Otro punto que llama la atención es lo que se menciona en el artículo 4 de Ley de Compras Públicas, Ley 19.886, que dice:

 Ningún órgano de la Administración del Estado y de 
las empresas y corporaciones del Estado o en que éste 
tenga participación, podrá suscribir contratos 
administrativos de provisión de bienes o prestación de 
servicios con los funcionarios directivos del mismo 
órgano o empresa, ni con personas unidas a ellos por 
los vínculos de parentesco descritos en la letra b) 
del artículo 54 de la ley N° 18.575, ley Orgánica 
Constitucional de Bases Generales de la Administración 
del Estado, ni con sociedades de personas de las que 
aquéllos o éstas formen parte, ni con sociedades 
comanditas por acciones o anónimas cerradas en que 
aquéllos o éstas sean accionistas, ni con sociedades 
anónimas abiertas en que aquéllos o éstas sean dueños de 
acciones que representen el 10% o más del capital, ni 
con los gerentes, administradores, representantes o 
directores de cualquiera de las sociedades antedichas.
     Las mismas prohibiciones del inciso anterior se 
aplicarán a ambas Cámaras del Congreso Nacional, a la 
Corporación Administrativa del Poder Judicial y a las 
Municipalidades y sus Corporaciones, respecto de los 
Parlamentarios, los integrantes del Escalafón Primario 
del Poder Judicial y los Alcaldes y Concejales, según 
sea el caso.
     Los contratos celebrados con infracción a lo 
dispuesto en el inciso anterior serán nulos y los 
funcionarios que hayan participado en su celebración 
incurrirán en la contravención al principio de probidad 
administrativa descrito en el numeral 6 del inciso 
segundo del artículo 62 de la ley N° 18.575, Orgánica 
Constitucional de Bases Generales de la Administración 
del Estado, sin perjuicio de la responsabilidad civil y 
penal que les corresponda.
     Sin embargo, cuando circunstancias excepcionales lo 
hagan necesario, los órganos y empresas referidos en el 
inciso cuarto podrán celebrar dichos contratos, siempre 
que se ajusten a condiciones de equidad similares a las 
que habitualmente prevalecen en el mercado. La 
aprobación del contrato deberá hacerse por resolución 
fundada, que se comunicará al superior jerárquico del 
suscriptor, a la Contraloría General de la República y a 
la Cámara de Diputados. En el caso del Congreso Nacional 
la comunicación se dirigirá a la Comisión de Ética del 
Senado o a la Comisión de Conducta de la Cámara de 
Diputados, según corresponda y, en el caso del Poder 
Judicial, a su Comisión de Ética.

En el caso que relatamos, no existen al parecer vínculos de parentesco ni por consanguinidad ni por afinidad, pero ¿Podría existir al menos tráfico de influencias? Sobre todo si tenemos en cuenta que algunas de estas personas cuestionadas obtuvieron importantes adjudicaciones en la región metropolitana, aún estando con procesos pendientes de faltas tan graves como es la falsificación de una firma, sancionada duramente en el Código Penal.
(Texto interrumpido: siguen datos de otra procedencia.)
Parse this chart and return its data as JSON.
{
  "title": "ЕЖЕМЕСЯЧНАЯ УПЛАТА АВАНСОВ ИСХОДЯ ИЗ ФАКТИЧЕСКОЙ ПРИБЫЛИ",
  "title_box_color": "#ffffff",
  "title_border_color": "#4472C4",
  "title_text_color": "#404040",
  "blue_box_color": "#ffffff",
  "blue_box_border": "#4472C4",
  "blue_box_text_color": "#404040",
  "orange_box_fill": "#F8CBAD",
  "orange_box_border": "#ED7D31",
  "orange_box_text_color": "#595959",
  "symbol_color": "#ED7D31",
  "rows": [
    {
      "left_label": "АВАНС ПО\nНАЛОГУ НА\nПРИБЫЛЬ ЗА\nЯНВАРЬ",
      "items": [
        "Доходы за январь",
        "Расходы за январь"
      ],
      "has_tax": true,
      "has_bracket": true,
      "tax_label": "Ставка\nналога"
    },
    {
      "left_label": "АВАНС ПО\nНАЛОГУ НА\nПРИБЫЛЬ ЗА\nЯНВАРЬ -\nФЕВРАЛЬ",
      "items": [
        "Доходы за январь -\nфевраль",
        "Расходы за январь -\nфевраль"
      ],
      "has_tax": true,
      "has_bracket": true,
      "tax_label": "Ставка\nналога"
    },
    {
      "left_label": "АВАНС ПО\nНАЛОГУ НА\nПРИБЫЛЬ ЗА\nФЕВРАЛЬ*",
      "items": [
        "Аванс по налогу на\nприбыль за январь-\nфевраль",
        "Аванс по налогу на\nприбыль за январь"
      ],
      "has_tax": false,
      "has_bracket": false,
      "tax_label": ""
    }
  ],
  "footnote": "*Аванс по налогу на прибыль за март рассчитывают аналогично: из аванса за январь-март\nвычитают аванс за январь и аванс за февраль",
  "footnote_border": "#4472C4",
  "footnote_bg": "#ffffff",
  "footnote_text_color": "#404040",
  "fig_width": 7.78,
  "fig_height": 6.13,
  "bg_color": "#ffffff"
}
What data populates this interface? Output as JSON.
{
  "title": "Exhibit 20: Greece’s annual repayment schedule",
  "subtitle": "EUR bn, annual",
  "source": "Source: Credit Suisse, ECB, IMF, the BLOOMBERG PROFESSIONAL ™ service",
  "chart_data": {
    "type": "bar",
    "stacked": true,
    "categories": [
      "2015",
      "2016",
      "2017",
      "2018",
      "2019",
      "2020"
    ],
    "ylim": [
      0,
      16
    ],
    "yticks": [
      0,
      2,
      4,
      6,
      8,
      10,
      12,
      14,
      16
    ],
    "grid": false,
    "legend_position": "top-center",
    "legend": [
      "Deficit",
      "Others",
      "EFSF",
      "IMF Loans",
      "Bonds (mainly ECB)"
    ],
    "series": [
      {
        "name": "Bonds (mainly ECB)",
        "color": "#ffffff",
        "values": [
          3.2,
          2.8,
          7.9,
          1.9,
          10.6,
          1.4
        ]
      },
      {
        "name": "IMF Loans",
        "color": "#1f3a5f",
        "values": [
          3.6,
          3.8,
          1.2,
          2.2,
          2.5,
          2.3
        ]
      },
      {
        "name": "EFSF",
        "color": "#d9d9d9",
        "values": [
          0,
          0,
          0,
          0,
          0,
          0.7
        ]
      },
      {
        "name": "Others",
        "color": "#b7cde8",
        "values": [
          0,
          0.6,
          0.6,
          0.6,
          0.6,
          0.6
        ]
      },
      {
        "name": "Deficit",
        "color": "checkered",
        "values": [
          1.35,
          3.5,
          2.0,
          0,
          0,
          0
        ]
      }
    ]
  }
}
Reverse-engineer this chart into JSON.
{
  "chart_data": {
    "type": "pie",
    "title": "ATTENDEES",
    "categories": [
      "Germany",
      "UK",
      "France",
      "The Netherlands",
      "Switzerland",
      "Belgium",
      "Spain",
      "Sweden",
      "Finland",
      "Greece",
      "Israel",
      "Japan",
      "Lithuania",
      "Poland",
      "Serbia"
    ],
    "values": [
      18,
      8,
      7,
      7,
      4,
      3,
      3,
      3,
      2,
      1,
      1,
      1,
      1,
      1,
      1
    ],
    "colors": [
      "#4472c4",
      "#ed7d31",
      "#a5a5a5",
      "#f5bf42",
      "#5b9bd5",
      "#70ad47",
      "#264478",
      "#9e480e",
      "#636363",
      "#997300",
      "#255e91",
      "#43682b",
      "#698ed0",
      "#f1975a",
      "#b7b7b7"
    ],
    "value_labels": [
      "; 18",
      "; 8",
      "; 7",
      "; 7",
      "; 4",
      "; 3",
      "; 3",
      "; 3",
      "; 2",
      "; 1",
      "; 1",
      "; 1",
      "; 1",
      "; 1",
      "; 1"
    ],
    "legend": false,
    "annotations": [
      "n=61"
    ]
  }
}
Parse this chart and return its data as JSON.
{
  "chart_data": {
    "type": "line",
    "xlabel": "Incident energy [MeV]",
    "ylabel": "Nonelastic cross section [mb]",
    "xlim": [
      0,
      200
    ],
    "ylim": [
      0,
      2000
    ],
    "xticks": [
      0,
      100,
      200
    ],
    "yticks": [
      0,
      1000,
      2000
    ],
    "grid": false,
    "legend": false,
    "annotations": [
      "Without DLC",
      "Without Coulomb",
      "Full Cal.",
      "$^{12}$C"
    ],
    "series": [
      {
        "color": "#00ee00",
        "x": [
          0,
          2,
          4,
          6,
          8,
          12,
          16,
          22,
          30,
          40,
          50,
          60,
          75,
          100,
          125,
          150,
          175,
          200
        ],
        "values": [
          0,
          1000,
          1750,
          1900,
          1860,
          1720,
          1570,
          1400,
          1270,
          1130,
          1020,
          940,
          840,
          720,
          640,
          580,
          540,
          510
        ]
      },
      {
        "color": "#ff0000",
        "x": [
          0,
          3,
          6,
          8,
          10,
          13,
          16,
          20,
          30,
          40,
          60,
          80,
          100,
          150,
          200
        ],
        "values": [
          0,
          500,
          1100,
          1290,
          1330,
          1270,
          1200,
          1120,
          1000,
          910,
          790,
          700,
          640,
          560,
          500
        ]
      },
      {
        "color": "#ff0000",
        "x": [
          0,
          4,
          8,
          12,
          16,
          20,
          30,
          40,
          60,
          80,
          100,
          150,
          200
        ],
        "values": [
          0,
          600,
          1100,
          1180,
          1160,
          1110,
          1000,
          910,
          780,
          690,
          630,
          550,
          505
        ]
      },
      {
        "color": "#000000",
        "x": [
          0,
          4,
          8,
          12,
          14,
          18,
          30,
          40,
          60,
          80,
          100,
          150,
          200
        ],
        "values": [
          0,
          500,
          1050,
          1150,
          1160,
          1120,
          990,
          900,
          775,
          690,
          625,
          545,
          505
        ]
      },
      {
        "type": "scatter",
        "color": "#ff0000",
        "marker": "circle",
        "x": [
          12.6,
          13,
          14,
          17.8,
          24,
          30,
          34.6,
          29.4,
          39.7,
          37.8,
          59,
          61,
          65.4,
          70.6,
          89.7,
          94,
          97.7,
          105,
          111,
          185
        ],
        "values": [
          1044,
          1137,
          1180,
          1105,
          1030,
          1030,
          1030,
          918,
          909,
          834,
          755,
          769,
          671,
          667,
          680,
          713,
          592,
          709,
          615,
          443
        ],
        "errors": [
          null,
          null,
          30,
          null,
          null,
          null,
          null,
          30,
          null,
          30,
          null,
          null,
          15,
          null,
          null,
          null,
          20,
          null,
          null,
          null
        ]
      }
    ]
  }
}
Me llama personalmente la atención, ya que hace años atrás yo trabajé en una licitación de mediación en Osorno, junto a una mediadora que es abogada. Dada la gran carga de trabajo privado de mi colega, olvidó por un par de semanas subir al sistema unas causas de mediación frustrada. El usuario afectado presentó su queja ante la unidad respectiva, quien la sancionó inmediatamente con tres años de suspensión del registro.

Lo cierto es que las bases del sistema de licitación pública de los servicios de mediación familiar adolecen de errores de diseño, que permiten toda clase de triquiñuelas y trampas. Por ejemplo, al no premiar el mérito de la formación del mediador con puntaje, hay que obtener puntaje como sea, entonces se premia con puntaje a los centros que ofrecen mejores sueldos a los mediadores. ¿Qué ocurrió? Ocurrió que los centros se coluden con algunos mediadores, en el anexo respectivo ponen por escrito y bajo firma que el mediador ganará un gran sueldo. Con eso el centro obtiene la licitación. Pero llegado el momento de pagarle al mediador, éste recibirá el minimo establecido por una gran jornada.

Entonces, nos parece que fue una medida desproporcionada en comparación a lo que pasa ahora. El caso es que mi amiga vino a Santiago a reclamar, y a los pocos días la persona que había dictado dicha sanción dejaba el cargo. Como podemos ver, como decía un amigo estadounidense, en todas partes se cuecen habas, sólo que en Usa se cuecen en olla a presión.